主要讲解了在产品开发过程中,如何将代码变得具有“可测性”,这需要通过比如:添加辅助的对象、协议、参数来避免不可控环境对代码运行的影响;重构代码使得方法的状态明确,避免无输入输出状态不可测的情况。同样的,我们的测试代码本身也需要“可扩展性”比如避免写死的调用逻辑,以及我们对待测试代码本身也需要注意代码的质量。
简单来说,就是我们在写代码的过程中,要时刻想着是不是写出的代码比较容易的写相应的测试代码,写测试代码也得想着以后有改动的话,是不是很容易?
Testable App Code
Structure of a Unit Test:准备输入->跑代码->验证输出
Characteristics of Testable Code:可控输入+可见输出+显性状态
Testability Techniques
Protocols and parameterization
使用一个具体的“调用第三方APP打开一个文件”例子openTapped
:
@IBAction func openTapped(_ sender: Any) {
let mode: String
switch segmentedControl.selectedSegmentIndex {
case 0: mode = "view"
case 1: mode = "edit"
default: fatalError("Impossible case")
}
let url = URL(string: "myappscheme://open?id=\(document.identifier)&mode=\(mode)")!

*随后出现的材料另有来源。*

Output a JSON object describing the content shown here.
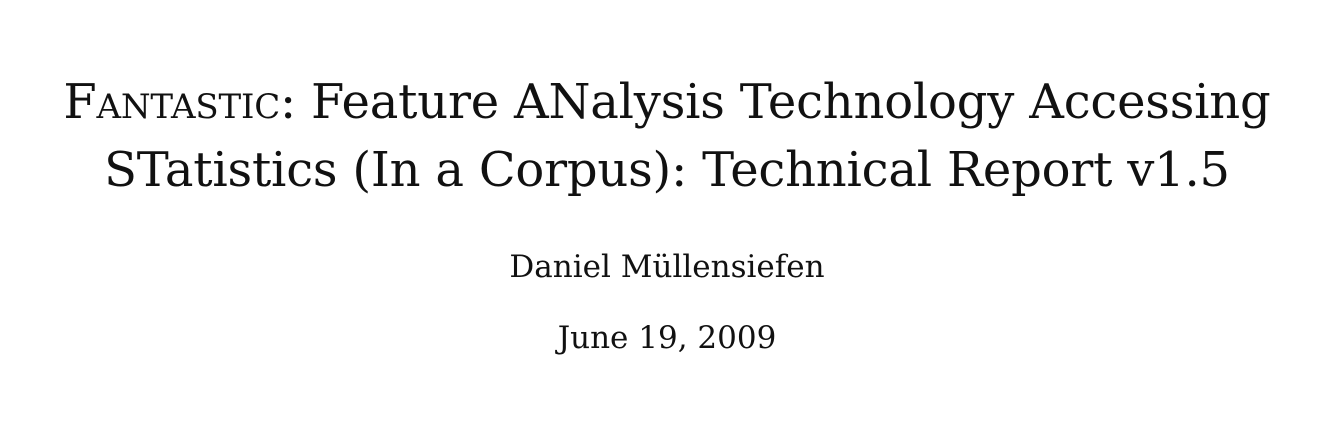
{
  "document": {
    "title": {
      "line1_smallcaps": "Fantastic",
      "line1_rest": ": Feature ANalysis Technology Accessing",
      "line2": "STatistics (In a Corpus): Technical Report v1.5"
    },
    "author": "Daniel Müllensiefen",
    "date": "June 19, 2009"
  }
}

if UIApplication.shared.canOpenURL(url) {
UIApplication.shared.open(url, options: [:], completionHandler: nil)
} else {
handleURLError()
}
}
这种类型看起来应该使用UITesting
,但是它实际上并不是太与UI相关,而是应该使用Unit Test
,这里就来介绍如何实现可测性:
protocol URLOpening {
func canOpenURL(_ url: URL) -> Bool
func open(_ url: URL, options: [String: Any], completionHandler: ((Bool) -> Void)?)
}
extension UIApplication: URLOpening {
// Nothing needed here!
}
class MockURLOpener: URLOpening {
var canOpen = false
var openedURL: URL?
func canOpenURL(_ url: URL) -> Bool {
return canOpen
}
func open(_ url: URL,
options: [String: Any],
completionHandler: ((Bool) -> Void)?) {
openedURL = url
}
}
这里的思想主要是使用Mock
的代码来避免了实际调用需要跳转以及依赖于具体环境的问题,实现对当前方法功能的测试覆盖
func testDocumentOpenerWhenItCanOpen() {
let urlOpener = MockURLOpener()
urlOpener.canOpen = true
let documentOpener = DocumentOpener(urlOpener: urlOpener)

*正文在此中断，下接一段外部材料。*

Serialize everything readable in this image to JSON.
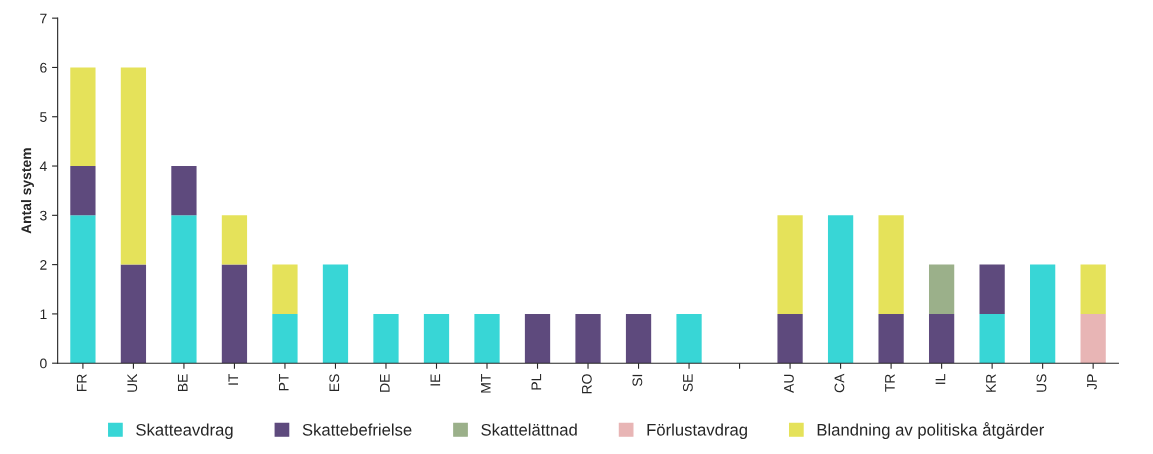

documentOpener.open(Document(identifier: "TheID"), mode: .edit)
XCTAssertEqual(urlOpener.openedURL, URL(string: "myappscheme://open?id=TheID&mode=edit"))
}
最后又总结了一下
Reduce references to shared instances
Accept parameterized input
Introduce a protocol
Create a testing implementation
Separating logic and effects
这里使用一个“缓存清理”的例子,来介绍在无状态输出的情况下如何重构代码来实现可测性:
func cleanCache(maxSize: Int) throws {
let sortedItems = self.currentItems.sorted { $0.age < $1.age }
var cumulativeSize = 0
for item in sortedItems {
cumulativeSize += item.size
if cumulativeSize > maxSize {
try FileManager.default.removeItem(atPath: item.path)
}
}
}
这个方法没有返回值,也就是不能通过方法本身来知道它到底做了什么,是否成功。这里采用的方法是重构代码,将就有可测性的代码提取出来为一个新的方法:
protocol CleanupPolicy {
func itemsToRemove(from items: Set) -> Set
}
class OnDiskCache {
func cleanCache(maxSize: Int) throws { /* … */ }
}
struct MaxSizeCleanupPolicy: CleanupPolicy {
let maxSize: Int
func itemsToRemove(from items: Set) -> Set {
var itemsToRemove = Set()
var cumulativeSize = 0
let sortedItems = allItems.sorted { $0.age < $1.age }
for item in sortedItems {
cumulativeSize += item.size
if cumulativeSize > maxSize {
itemsToRemove.insert(item)
}
}
return itemsToRemove
}
}
class OnDiskCache {
/* … */
func cleanCache(policy: CleanupPolicy) throws {
let itemsToRemove = policy.itemsToRemove(from: self.currentItems)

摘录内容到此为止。